Assign the numbers \(1\) to \(n_A+n_B=N\) to the observations (across both groups) with 1 assigned to the smallest observations and \(N\) to the largest observation. These are called ranks of the observations.
If there are ties (due to repeated values) in the combined data set, the ranks for the observations in a tie are taken to be the average of the ranks for those observations.
Let \(W\) denote the sum of the ranks for the observations from group A.

The test statistic then takes the form

\[U=W-\frac{n_A(n_A+1)}{2}\]

Whereas the null hypothesis of the two-sample t test is equal means, the null hypothesis of the Wilcoxon test⁷ is taken as equal medians:

\[H_0: \eta_A - \eta_B=0 \qquad H_a: \eta_A -\eta_B \neq 0\]

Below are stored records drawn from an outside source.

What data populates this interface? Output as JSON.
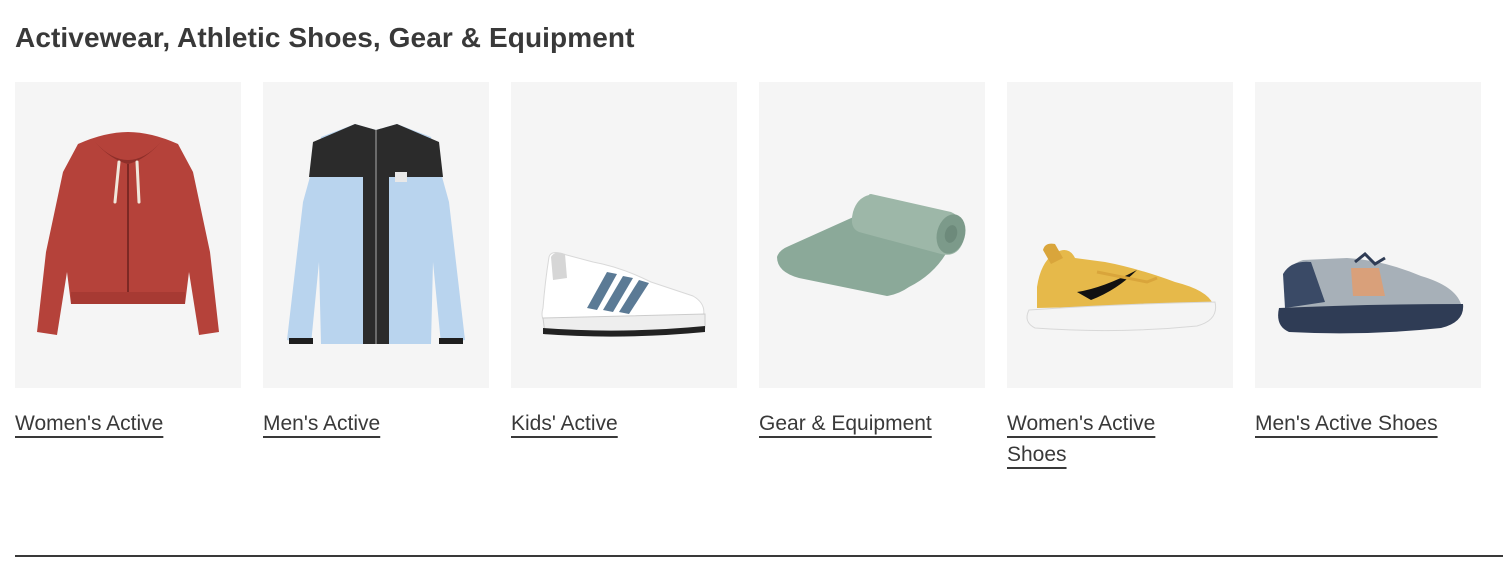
{
  "section": {
    "title": "Activewear, Athletic Shoes, Gear & Equipment"
  },
  "categories": [
    {
      "label": "Women's Active",
      "image_icon": "red-hoodie-image"
    },
    {
      "label": "Men's Active",
      "image_icon": "blue-fleece-jacket-image"
    },
    {
      "label": "Kids' Active",
      "image_icon": "white-sneaker-image"
    },
    {
      "label": "Gear & Equipment",
      "image_icon": "yoga-mat-image"
    },
    {
      "label": "Women's Active Shoes",
      "image_icon": "yellow-running-shoe-image"
    },
    {
      "label": "Men's Active Shoes",
      "image_icon": "grey-trail-shoe-image"
    }
  ],
  "colors": {
    "text": "#393939",
    "tile_background": "#f5f5f5"
  }
}
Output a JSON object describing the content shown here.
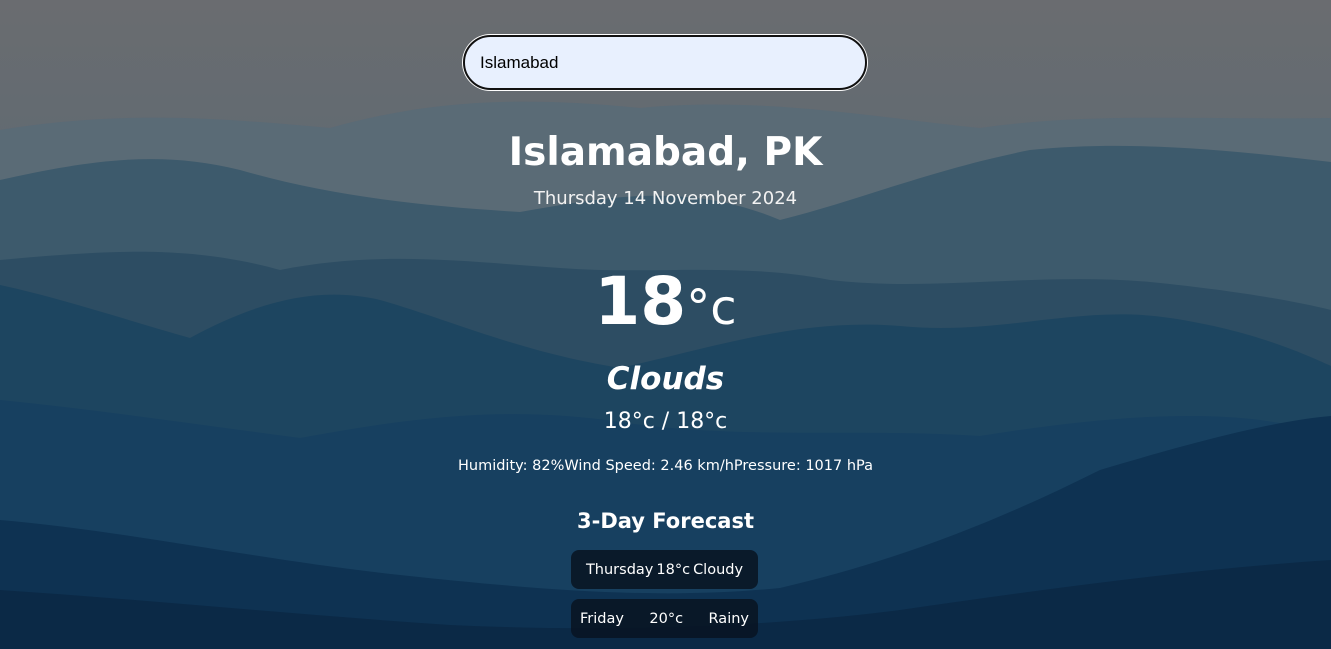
{
  "search": {
    "value": "Islamabad"
  },
  "location": {
    "city_country": "Islamabad, PK"
  },
  "date": "Thursday 14 November 2024",
  "current": {
    "temperature": "18",
    "unit": "°c",
    "condition": "Clouds",
    "hi_lo": "18°c / 18°c",
    "humidity": "Humidity: 82%",
    "wind": "Wind Speed: 2.46 km/h",
    "pressure": "Pressure: 1017 hPa"
  },
  "forecast": {
    "title": "3-Day Forecast",
    "days": [
      {
        "day": "Thursday",
        "temp": "18°c",
        "condition": "Cloudy"
      },
      {
        "day": "Friday",
        "temp": "20°c",
        "condition": "Rainy"
      }
    ]
  },
  "colors": {
    "sky": "#6b6f74",
    "mountain_dark": "#0b2a45",
    "forecast_card": "#0a1522",
    "search_bg": "#e8f0fe"
  }
}
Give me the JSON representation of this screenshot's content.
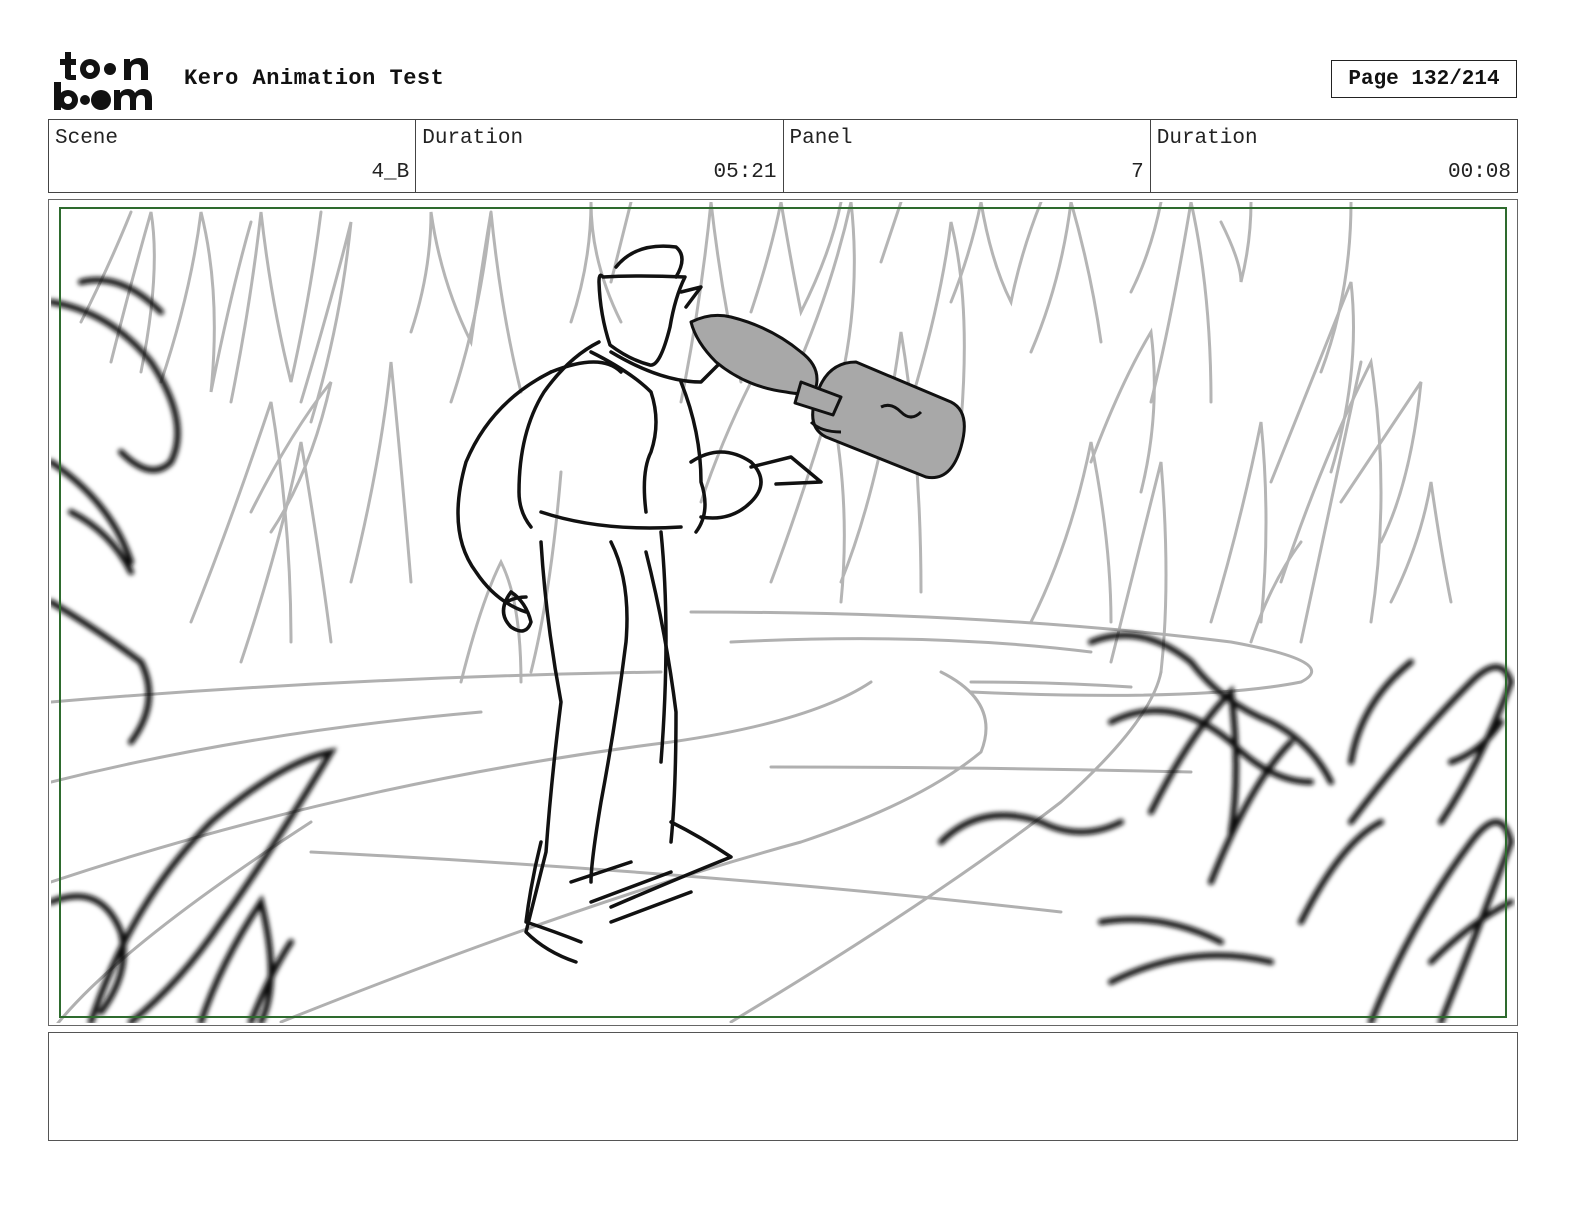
{
  "header": {
    "logo_text": "toon boom",
    "project_title": "Kero Animation Test",
    "page_label": "Page 132/214"
  },
  "info": [
    {
      "label": "Scene",
      "value": "4_B"
    },
    {
      "label": "Duration",
      "value": "05:21"
    },
    {
      "label": "Panel",
      "value": "7"
    },
    {
      "label": "Duration",
      "value": "00:08"
    }
  ],
  "panel": {
    "description": "",
    "colors": {
      "safe_frame": "#2e6b2e",
      "sketch_gray": "#b0b0b0",
      "ink": "#111111",
      "fill_gray": "#a8a8a8"
    }
  },
  "notes": {
    "text": ""
  }
}
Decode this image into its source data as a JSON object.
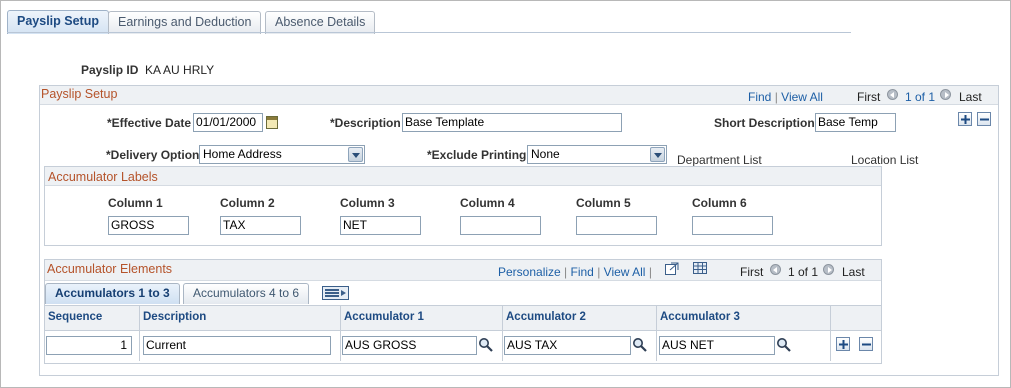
{
  "tabs": [
    {
      "label": "Payslip Setup",
      "active": true
    },
    {
      "label": "Earnings and Deduction",
      "active": false
    },
    {
      "label": "Absence Details",
      "active": false
    }
  ],
  "payslip": {
    "id_label": "Payslip ID",
    "id_value": "KA AU HRLY"
  },
  "setup": {
    "title": "Payslip Setup",
    "nav": {
      "find": "Find",
      "view_all": "View All",
      "first": "First",
      "count": "1 of 1",
      "last": "Last"
    },
    "effective_date": {
      "label": "*Effective Date",
      "value": "01/01/2000"
    },
    "description": {
      "label": "*Description",
      "value": "Base Template"
    },
    "short_description": {
      "label": "Short Description",
      "value": "Base Temp"
    },
    "delivery_option": {
      "label": "*Delivery Option",
      "value": "Home Address"
    },
    "exclude_printing": {
      "label": "*Exclude Printing",
      "value": "None"
    },
    "department_list": "Department List",
    "location_list": "Location List"
  },
  "labels_group": {
    "title": "Accumulator Labels",
    "columns": [
      {
        "label": "Column 1",
        "value": "GROSS"
      },
      {
        "label": "Column 2",
        "value": "TAX"
      },
      {
        "label": "Column 3",
        "value": "NET"
      },
      {
        "label": "Column 4",
        "value": ""
      },
      {
        "label": "Column 5",
        "value": ""
      },
      {
        "label": "Column 6",
        "value": ""
      }
    ]
  },
  "elements": {
    "title": "Accumulator Elements",
    "nav": {
      "personalize": "Personalize",
      "find": "Find",
      "view_all": "View All",
      "first": "First",
      "count": "1 of 1",
      "last": "Last"
    },
    "subtabs": [
      {
        "label": "Accumulators 1 to 3",
        "active": true
      },
      {
        "label": "Accumulators 4 to 6",
        "active": false
      }
    ],
    "headers": [
      "Sequence",
      "Description",
      "Accumulator 1",
      "Accumulator 2",
      "Accumulator 3"
    ],
    "rows": [
      {
        "sequence": "1",
        "description": "Current",
        "acc1": "AUS GROSS",
        "acc2": "AUS TAX",
        "acc3": "AUS NET"
      }
    ]
  }
}
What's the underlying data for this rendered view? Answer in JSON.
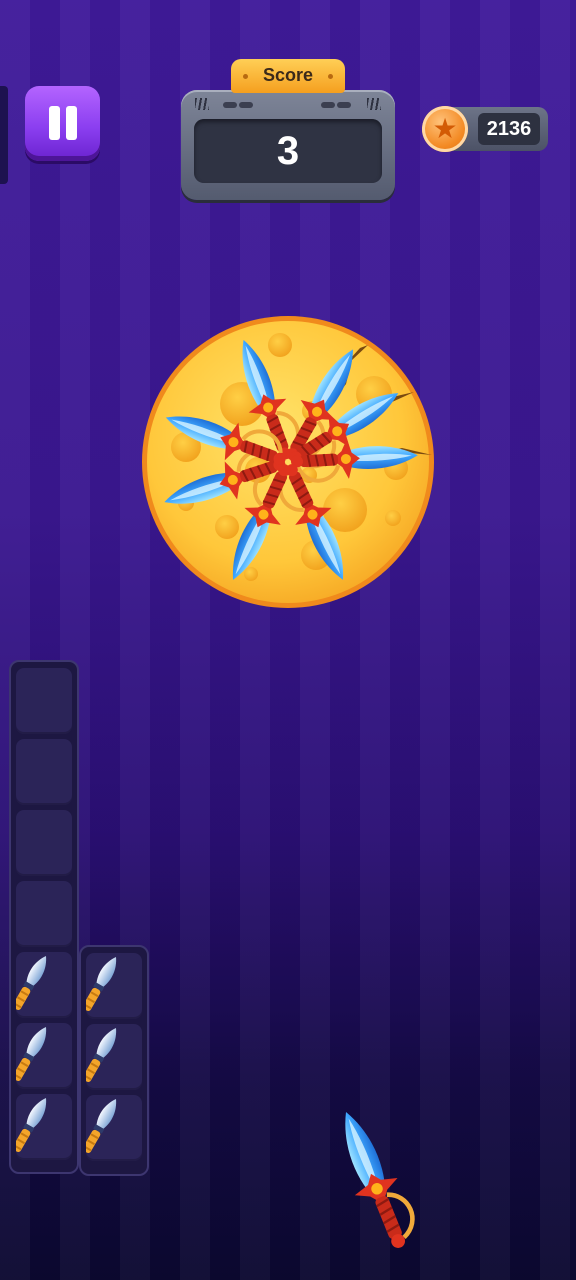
{
  "hud": {
    "score_label": "Score",
    "score_value": "3",
    "coins": "2136",
    "pause_icon": "pause-icon",
    "coin_icon": "star-coin-icon"
  },
  "target": {
    "name": "cheese-wheel",
    "stuck_knives": 10,
    "color": "#ffc93a"
  },
  "knife_racks": [
    {
      "slots": 7,
      "knives": 3
    },
    {
      "slots": 3,
      "knives": 3
    }
  ],
  "colors": {
    "background_top": "#3f1a9a",
    "background_bottom": "#0b0830",
    "pause_button": "#8b3ff0",
    "score_tab": "#ffcf56",
    "knife_blade": "#4fb4ff",
    "knife_hilt": "#e0331f"
  }
}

One may also consider the test in terms of an effect \(\delta_\eta=\eta_A - \eta_B\),

\[H_0: \delta_\eta=0 \qquad H_a: \delta_\eta \neq 0\]

Under \(H_0\), the null distribution of U is called the Wilcoxon distribution and it is used to compute the p-value⁸. The function two.wilcox.test()⁹ computes the test statistic and p-value¹⁰, as well as a CI.

The CI provided by this method is for the difference in medians between two randomly chosen observations (one from each group)¹¹. This still provides some sense of how different the medians are from each other. However, if both distributions from which the data were sampled are symmetric, then the CI provided is for a difference in medians.

R functions

### two.wilcox.test( y ~ x , data , first.level,
###            direction, conf.level)
# y: Replace y with the name of the resposne (measured) 
#  variable of interest
# x: Replace x with the name of the factor or grouping
#  variable that distinguishes the different populations 
#  or treatments
# data: Set equal to the dataframe being used.
# first.level: Set equal to a level/category from the grouping 
#              variable. It determines how the difference in 
#              sample means is computed.  It should be consisent 
#              with the formulation of the hypothesis.
# direction: Set equal to the sign in the alternative: "two.sided", 
#            "greater" , or "less"
# conf.level: Set equal to the confidence level for the CI (default 
#             is .95). The function will always provide a CI by default.

Note

We apply the two-sample Wilcoxon-based methods (hypothesis testing and CI) to the data described in the case study provided in Chapter 3 to determine if there is a significant difference in PM10 concentration between Kern and Fresno county and to get a sense of how different the true medians are. The four assumptions of the data discussed earlier in this chapter were explored when illustrating the t-based methods. Although the data consists of large samples and the independence and equal variance assumptions are reasonable, the presence of many outliers in the data should be noted. The Wilcoxon-based methods are not affected by outliers but the distributions from which each sample were obtained should have the same shape. This is explored via a violin boxplot.

R code
Video

Code

library(lattice) # Provides the bwplot() function

# Create a violin plot 
bwplot( PM10 ~ county , 
    data= KernFresnoPM10df , 
    xlab= "County" , 
    ylab= "PM10" ,
    main= "PM10 vs county" , 
    panel= panel.violin ) # set equal to panel.violin to create violin plot

The violin boxplot makes it clearer that the distribution of PM10 in both counties approximately have the same shape.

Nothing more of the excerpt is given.